As for masks, the cast is using them to identify the characters’ role in the show. For instance, Judge Danforth, and the young women who accuse others of witchcraft, wear red masks. This signifies evil. By contrast, Elizabeth wears a light pink mask. This reinforces her innocence. Director Zatko said that when audiences first see the actors, the masks may stand out. But as the production progresses, the goal is for the masks to become part of the characters.

Actually, the masks provide at least one light-hearted moment, Schauwecker said. Specifically, it comes when Abigail says to John, “Aye, my face. Can you see my face?” Obviously, the answer is that he can’t. Therefore,this moment provides comic relief in a mostly-dark play.
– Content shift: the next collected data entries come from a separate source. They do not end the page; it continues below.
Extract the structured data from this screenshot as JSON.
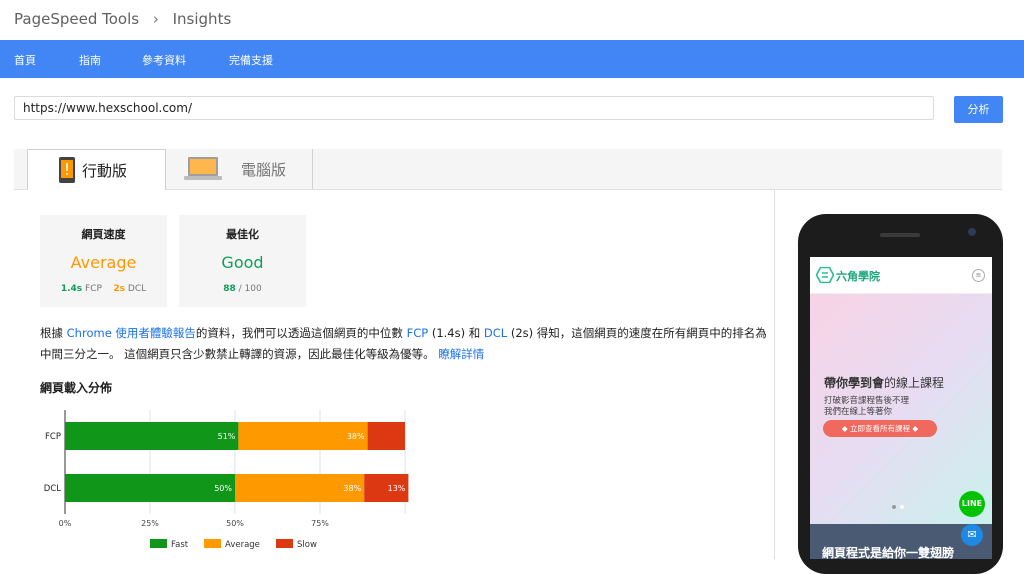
{
  "breadcrumb": {
    "root": "PageSpeed Tools",
    "separator": "›",
    "current": "Insights"
  },
  "nav": {
    "items": [
      "首頁",
      "指南",
      "參考資料",
      "完備支援"
    ]
  },
  "search": {
    "url": "https://www.hexschool.com/",
    "button_label": "分析"
  },
  "tabs": [
    {
      "label": "行動版",
      "icon": "mobile-phone-icon",
      "active": true
    },
    {
      "label": "電腦版",
      "icon": "laptop-icon",
      "active": false
    }
  ],
  "cards": {
    "speed": {
      "title": "網頁速度",
      "value": "Average",
      "fcp_value": "1.4s",
      "fcp_label": "FCP",
      "dcl_value": "2s",
      "dcl_label": "DCL",
      "color": "#ff9800"
    },
    "optimization": {
      "title": "最佳化",
      "value": "Good",
      "score": "88",
      "score_total": "/ 100",
      "color": "#0f9d58"
    }
  },
  "summary": {
    "p1": "根據 ",
    "link_report": "Chrome 使用者體驗報告",
    "p2": "的資料，我們可以透過這個網頁的中位數 ",
    "link_fcp": "FCP",
    "p3": " (1.4s) 和 ",
    "link_dcl": "DCL",
    "p4": " (2s) 得知，這個網頁的速度在所有網頁中的排名為中間三分之一。 這個網頁只含少數禁止轉譯的資源，因此最佳化等級為優等。 ",
    "link_more": "瞭解詳情"
  },
  "distribution": {
    "title": "網頁載入分佈"
  },
  "chart_data": {
    "type": "bar",
    "orientation": "horizontal",
    "stacked": true,
    "categories": [
      "FCP",
      "DCL"
    ],
    "series": [
      {
        "name": "Fast",
        "values": [
          51,
          50
        ],
        "labels": [
          "51%",
          "50%"
        ],
        "color": "#109618"
      },
      {
        "name": "Average",
        "values": [
          38,
          38
        ],
        "labels": [
          "38%",
          "38%"
        ],
        "color": "#ff9900"
      },
      {
        "name": "Slow",
        "values": [
          11,
          13
        ],
        "labels": [
          "",
          "13%"
        ],
        "color": "#dc3912"
      }
    ],
    "x_ticks": [
      "0%",
      "25%",
      "50%",
      "75%"
    ],
    "xlim": [
      0,
      100
    ],
    "grid": true,
    "legend_position": "bottom"
  },
  "phone_preview": {
    "logo_text": "六角學院",
    "hero_title_bold": "帶你學到會",
    "hero_title_rest": "的線上課程",
    "hero_line1": "打破影音課程售後不理",
    "hero_line2": "我們在線上等著你",
    "cta_label": "立即查看所有課程",
    "line_badge": "LINE",
    "bottom_text": "網頁程式是給你一雙翅膀"
  },
  "colors": {
    "nav_bg": "#4285f4",
    "link": "#1a73e8",
    "fast": "#109618",
    "average": "#ff9900",
    "slow": "#dc3912"
  }
}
While distancing and mask requirements allowed cast members to make different character choices, the COVID-19 requirements presented challenges. For instance, cast members had to ensure that they spoke loud and clear enough behind their masks for audiences to understand them. In addition, Zatko had to choreograph every move to ensure the performers were maintaining proper distance. In fact, Schauwecker described rehearsals, in part, as choreographing “a big dance number.” However, Schauwecker added that she and her cast mates learned and were comfortable with the staging fairly quickly.
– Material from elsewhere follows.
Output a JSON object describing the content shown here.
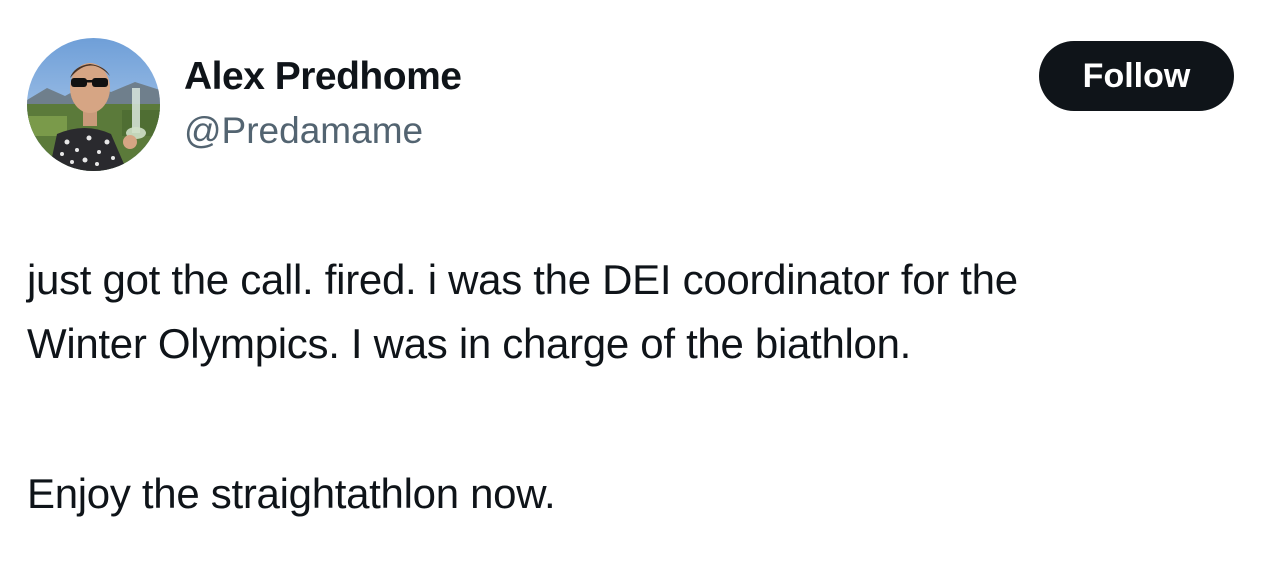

“Julie’s a great director, so she made us very comfortable very quickly,” the young actor said.

Cast members used a tape measure at every rehearsal to ensure that they were standing at least six feet apart. There were some tense moments during rehearsal. One of them involved Schauwecker. During the first rehearsal, she was so “in the moment” that she walked toward Proctor. As a result, “everyone started yelling” to remind her about the distance requirement. The reason Schauwecker was so “in the moment” is because that’s how she acts, she said.

“As an actor, I had to rewire everything I knew,” the teenager said. The distancing rules were “frustrating as an actor,” she added. Even so, the performers rehearsed and are performing together in an outdoor amphitheater. Within the large space, the theater is limiting spaces for live audiences to each performer’s immediate family. Others wishing to watch a performance can do so on Toledo Repertoire Theatre’s website. Find it by logging onto

Schauwecker said she is thrilled to perform in The Crucible. She learned about the opportunity after another company cancelled a production of Charlie and the Chocolate Factory.  Schauwecker was poised to perform the title role.
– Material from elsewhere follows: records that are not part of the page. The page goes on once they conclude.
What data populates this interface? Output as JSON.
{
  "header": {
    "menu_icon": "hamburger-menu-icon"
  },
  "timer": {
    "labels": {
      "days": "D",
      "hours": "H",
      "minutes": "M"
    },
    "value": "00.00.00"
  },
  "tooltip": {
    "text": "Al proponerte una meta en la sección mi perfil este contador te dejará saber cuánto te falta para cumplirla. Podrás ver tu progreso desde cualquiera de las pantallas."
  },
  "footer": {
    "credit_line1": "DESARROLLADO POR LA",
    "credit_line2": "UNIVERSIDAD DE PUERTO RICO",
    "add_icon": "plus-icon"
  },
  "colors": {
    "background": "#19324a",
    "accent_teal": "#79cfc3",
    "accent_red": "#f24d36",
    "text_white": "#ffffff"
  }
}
“I was so blessed to have The Crucible to fall back on,” she said. She added that Abigail was a “bucket list” role for her. Why? She’s attracted to the part because Abigail has many layers. Besides, she said she loves classic literature, and so the opportunity excited her.

“It turned out so fantastic,” Schauwecker said. “I feel I’ve learned so much about acting” as well as body language.

Farrugia said playing John Proctor proved to be a positive experience. Somehow, he didn’t envision his 5-8, 150-pound frame fitting into John’s body. Farrugia credits production director Julie Zatko and Bonnie Herrmann, Toledo Repertoire Theatre’s office and administrative manager, with pushing him to develop a perhaps less-explored side of John Proctor.

“I’ve had a lot of fun,” Farrugia said. “I’m beyond blessed that we’re performing at this beautiful amphitheater. if I could play the role again, I would absolutely love to.”

Cast members said that during rehearsal, they tried not to think about health officials possibly shutting down the production due to new coronavirus directives.

Speaking of health officials, they weren’t directly involved. Rather, Bonnie Herrmann submitted a proposal to health officials. It ensured that everyone involved in the production would take precautions necessary precautions.

Health officials never showed up. And so, the show is going on.

To some audiences, this production might look different from a pre-pandemic one.

Then again, it might not look so different.